MUTARE, Zimbabwe - Washington will not cut off food aid to Zimbabwe despite criticising President Robert Mugabe's government for human rights abuses, a US envoy said.
"We are not going any place, we are going to continue to help," Tony Hall, the Rome-based US ambassador to the United Nations food agencies told villagers in the district of Mutasa, near Mutare, 265 km southeast of Harare.
Zimbabwe has suffered chronic shortages of food since 2000, with critics pointing largely to the government's seizure of white-owned farms for redistribution to blacks, a programme they say has disrupted the important agriculture sector.
"We want to help you get better ... in hopes that the country is going to get strong again," Hall said as villagers, mostly women and children, gathered for food from a programme operated by the UN World Food Programme (WFP) and US non-governmental aid organisation AfriCare.
AfriCare's top official in Zimbabwe, Sekai Chikowero, said the programme catered for 444,000 people in Mutare and in the eastern district of Buhera.
"The major challenge that we have is that of an escalating rate of inflation. We are only assisting a fraction of the people who are in need," Chikowero said.
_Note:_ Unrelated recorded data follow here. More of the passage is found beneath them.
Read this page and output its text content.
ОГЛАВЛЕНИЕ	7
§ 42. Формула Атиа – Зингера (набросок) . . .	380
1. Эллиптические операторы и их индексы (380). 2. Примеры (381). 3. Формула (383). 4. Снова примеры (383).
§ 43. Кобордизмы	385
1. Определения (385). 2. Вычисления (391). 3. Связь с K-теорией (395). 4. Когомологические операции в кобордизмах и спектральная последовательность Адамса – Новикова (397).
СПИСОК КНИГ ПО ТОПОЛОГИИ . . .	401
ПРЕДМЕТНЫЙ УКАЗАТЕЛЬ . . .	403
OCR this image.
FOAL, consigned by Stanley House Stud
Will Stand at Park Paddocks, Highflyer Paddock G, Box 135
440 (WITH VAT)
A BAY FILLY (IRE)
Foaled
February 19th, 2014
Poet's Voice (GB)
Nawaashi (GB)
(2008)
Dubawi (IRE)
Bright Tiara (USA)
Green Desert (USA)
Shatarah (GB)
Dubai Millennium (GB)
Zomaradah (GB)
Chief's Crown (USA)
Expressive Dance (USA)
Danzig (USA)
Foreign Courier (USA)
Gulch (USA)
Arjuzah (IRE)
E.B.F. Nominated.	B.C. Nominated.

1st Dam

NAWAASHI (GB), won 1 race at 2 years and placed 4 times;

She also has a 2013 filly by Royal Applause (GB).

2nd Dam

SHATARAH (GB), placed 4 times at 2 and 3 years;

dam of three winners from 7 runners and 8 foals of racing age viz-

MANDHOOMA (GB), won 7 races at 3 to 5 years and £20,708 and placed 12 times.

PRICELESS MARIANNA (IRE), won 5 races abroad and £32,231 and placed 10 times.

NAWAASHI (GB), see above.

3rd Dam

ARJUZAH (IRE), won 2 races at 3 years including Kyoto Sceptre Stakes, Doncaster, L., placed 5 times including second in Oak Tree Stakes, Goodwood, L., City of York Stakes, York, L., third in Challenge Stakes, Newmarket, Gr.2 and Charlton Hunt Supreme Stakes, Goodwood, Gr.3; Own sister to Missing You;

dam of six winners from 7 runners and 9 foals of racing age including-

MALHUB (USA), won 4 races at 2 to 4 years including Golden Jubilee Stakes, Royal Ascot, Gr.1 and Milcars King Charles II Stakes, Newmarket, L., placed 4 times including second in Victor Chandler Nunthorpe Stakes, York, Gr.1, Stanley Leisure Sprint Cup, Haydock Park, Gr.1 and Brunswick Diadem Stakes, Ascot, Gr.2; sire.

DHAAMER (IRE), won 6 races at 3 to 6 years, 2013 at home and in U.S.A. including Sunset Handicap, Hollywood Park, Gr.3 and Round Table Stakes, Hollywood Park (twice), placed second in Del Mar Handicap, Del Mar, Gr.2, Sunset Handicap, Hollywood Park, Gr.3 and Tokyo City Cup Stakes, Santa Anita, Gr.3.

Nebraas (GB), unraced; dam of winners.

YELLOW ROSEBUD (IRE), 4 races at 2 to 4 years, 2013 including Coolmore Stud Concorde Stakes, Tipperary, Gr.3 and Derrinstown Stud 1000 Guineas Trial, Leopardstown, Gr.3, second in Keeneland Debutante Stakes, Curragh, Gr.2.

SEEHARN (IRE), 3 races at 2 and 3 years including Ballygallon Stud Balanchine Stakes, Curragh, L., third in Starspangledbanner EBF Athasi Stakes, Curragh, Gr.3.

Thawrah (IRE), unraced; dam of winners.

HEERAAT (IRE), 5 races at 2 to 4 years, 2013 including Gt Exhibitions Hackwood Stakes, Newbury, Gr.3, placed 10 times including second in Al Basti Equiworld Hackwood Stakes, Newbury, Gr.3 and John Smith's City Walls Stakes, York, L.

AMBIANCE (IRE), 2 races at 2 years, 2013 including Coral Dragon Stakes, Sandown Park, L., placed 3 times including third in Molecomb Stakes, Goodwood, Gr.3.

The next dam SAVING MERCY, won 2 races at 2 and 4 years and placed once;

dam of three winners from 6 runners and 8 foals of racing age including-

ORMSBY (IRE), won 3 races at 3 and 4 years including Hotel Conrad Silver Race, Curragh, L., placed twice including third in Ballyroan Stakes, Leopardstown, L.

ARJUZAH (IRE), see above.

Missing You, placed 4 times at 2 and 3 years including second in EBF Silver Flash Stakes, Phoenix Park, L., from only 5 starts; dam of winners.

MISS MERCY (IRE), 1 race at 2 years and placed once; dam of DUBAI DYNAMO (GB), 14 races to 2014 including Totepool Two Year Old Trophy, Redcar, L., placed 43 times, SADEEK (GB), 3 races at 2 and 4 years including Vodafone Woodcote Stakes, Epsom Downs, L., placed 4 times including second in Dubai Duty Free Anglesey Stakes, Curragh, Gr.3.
Zimbabwe is struggling with its worst economic crisis since independence in 1980, marked by chronic shortages of foreign currency, three-digit inflation and unemployment of more than 70 per cent.
US officials have accused Mugabe's government of ruling through politically motivated violence and intimidation which they say has triggered the collapse of the rule of law.
Hall, who is in Zimbabwe on a three-day fact-finding mission, also toured the country in 2002. Then, he accused the government of using food aid as a political weapon to benefit supporters in a presidential election that returned Mugabe to power for another six years.
Mugabe blames Zimbabwe's economic woes on Western powers, accusing Britain and the United Sates in particular of working to unseat him because of his land policies.
The United States is preparing to send 73,500 tons in aid to southern Africa, and much of that is expected to go to Zimbabwe, once the region's bread basket. At least half of the rural population are estimated to need emergency help and conditions are deteriorating fast in urban areas as well.
Critics say the plight of Zimbabweans has been worsened by a government crackdown on urban slums which the United Nations says left at least 700,000 people without homes, livelihoods or both.